Michael Fassbender e Marion Cotillard illuminano l’asettico “Macbeth” dell’australiano Justin Kurzel: che è fedele a Shakespeare, ma fin troppo misurato
Disse Italo Calvino che “un classico è un libro che non ha mai finito quel che ha da dire”. È indubbiamente questo il caso della tragedia shakespeariana Macbeth, divenuta da secoli un luogo nodale della cultura e dello spirito occidentale, tanto da essere stata trasportata in formato cinematografico ben sette volte. Sfida non facile, quindi, per l‘australiano Justin Kurzel, recentemente distintosi per il più che riuscito thriller The Snowtown Murders, portare sul grande schermo un’opera, essenzialmente teatrale per dialoghi e struttura narrativa, già fissata nella memoria collettiva dagli splendidi lavori di Akira Kurosawa, Orson Welles e Roman Polanski.
Kurzel sceglie di lavorare per sottrazione, dando così alla luce un prodotto squisitamente insipido, fedele trasposizione dei dialoghi originali, che ripropone senza però illuminarli di nuova luce. Nonostante Macbeth sia una delle tragedie di Shakespeare più scarne e meschine, Kurzel non impreziosisce la narrazione di quell’aridità, di quel malvagio realismo che erano cavalli di battaglia del suo precedente lavoro.
Com’è noto la vicenda, sviluppata attorno a pochi eventi cardine, è arricchita da una stratificazione di piani di lettura pressocché infinita, che una regia un po’ scialba appiattisce ad allestimento da recita da fine anno: nell’ammirevole tentativo di tornare alla vicenda originale, scevra da manipolazioni ex post o da moderne edulcorazioni, quest’ultimo Macbeth, pellicola conclusiva dell’ultimo Festival di Cannes, finisce per non aggiungere nulla.
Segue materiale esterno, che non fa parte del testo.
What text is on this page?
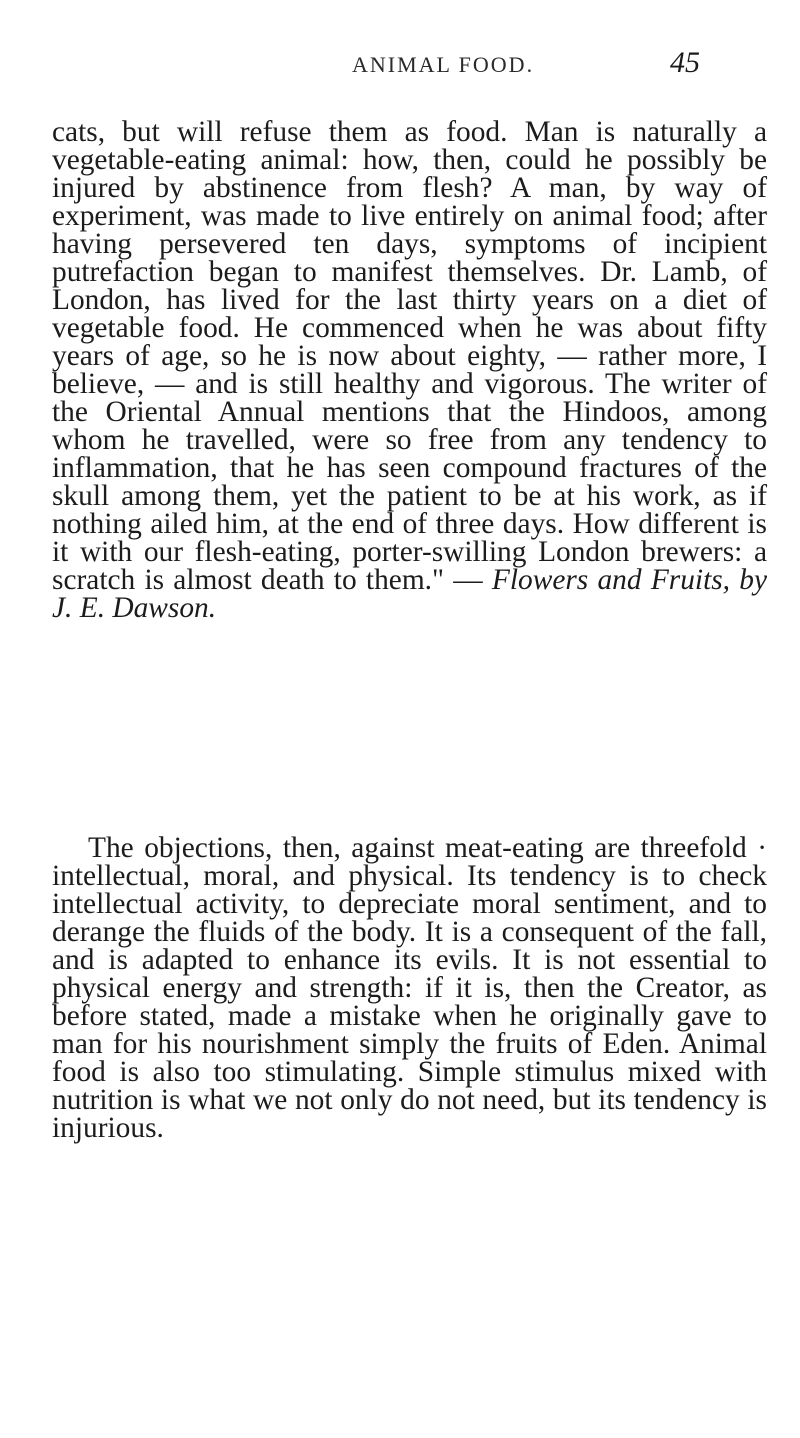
ANIMAL FOOD.	45

cats, but will refuse them as food. Man is naturally a vegetable-eating animal: how, then, could he possibly be injured by abstinence from flesh? A man, by way of experiment, was made to live entirely on animal food; after having persevered ten days, symptoms of incipient putrefaction began to manifest themselves. Dr. Lamb, of London, has lived for the last thirty years on a diet of vegetable food. He commenced when he was about fifty years of age, so he is now about eighty, — rather more, I believe, — and is still healthy and vigorous. The writer of the Oriental Annual mentions that the Hindoos, among whom he travelled, were so free from any tendency to inflammation, that he has seen compound fractures of the skull among them, yet the patient to be at his work, as if nothing ailed him, at the end of three days. How different is it with our flesh-eating, porter-swilling London brewers: a scratch is almost death to them." — Flowers and Fruits, by J. E. Dawson.

The objections, then, against meat-eating are threefold · intellectual, moral, and physical. Its tendency is to check intellectual activity, to depreciate moral sentiment, and to derange the fluids of the body. It is a consequent of the fall, and is adapted to enhance its evils. It is not essential to physical energy and strength: if it is, then the Creator, as before stated, made a mistake when he originally gave to man for his nourishment simply the fruits of Eden. Animal food is also too stimulating. Simple stimulus mixed with nutrition is what we not only do not need, but its tendency is injurious.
E la storia finisce per essere, paradossalmente, depauperata da questo adattamento troppo cinematografico, in cui spicca comunque un tecnicismo visivo di prim’ordine: rallentamenti e primi piani si stagliano su campi lunghi di una Scozia tanto brulla e selvaggia da ricordare il paesaggio di Braveheart. Contro tale, abbacinante primitivismo ambientale e sociale, cozzano le architetture fredde e tetre in cui i personaggi si muovono, quasi inconsapevoli della maschera che indossano.
Spiccano le interpretazioni di Michael Fassbender e Marion Cotillard nei ruoli dei protagonisti: mentre la fenomenologia della mimica facciale del primo esplicita la debolezza e la vulnerabilità del suo personaggio, l’allure angelico dell’attrice Premio Oscar funge da curioso contrappasso di un animo infinitamente malvagio. Peccato che tale perizia istrionica crei un vero e proprio iato tra i personaggi e gli interpreti, succubi di immobilismo scenico scevro di qualsivoglia estro creativo. Fin dalla primissima scena una gamma cromatica fredda e quasi monotona, appiattita dalla luce incerta di albe e tramonti, funge da cassa di risonanza del vuoto dei personaggi. Perfetta è la sintonia tra l’interiorità e l’esteriorità di questi ultimi, di cui i corpi feriti e martoriati sono pressocché sovrapponibili alle tante immagini di campi di battaglia ed efferati assassinii, fino a culminare nella finale cromia rossa, punto d’arrivo e di non ritorno di un’ineluttabile climax di pazzia.
L’impressione che se ne trae è però alla fine quella d’una accozzaglia di elementi, ciascuno dei quali a suo modo virtuoso, come il sinistro e costante accompagnamento di archi, che manca però d’amalgamarsi ed entrare in armonia con gli altri.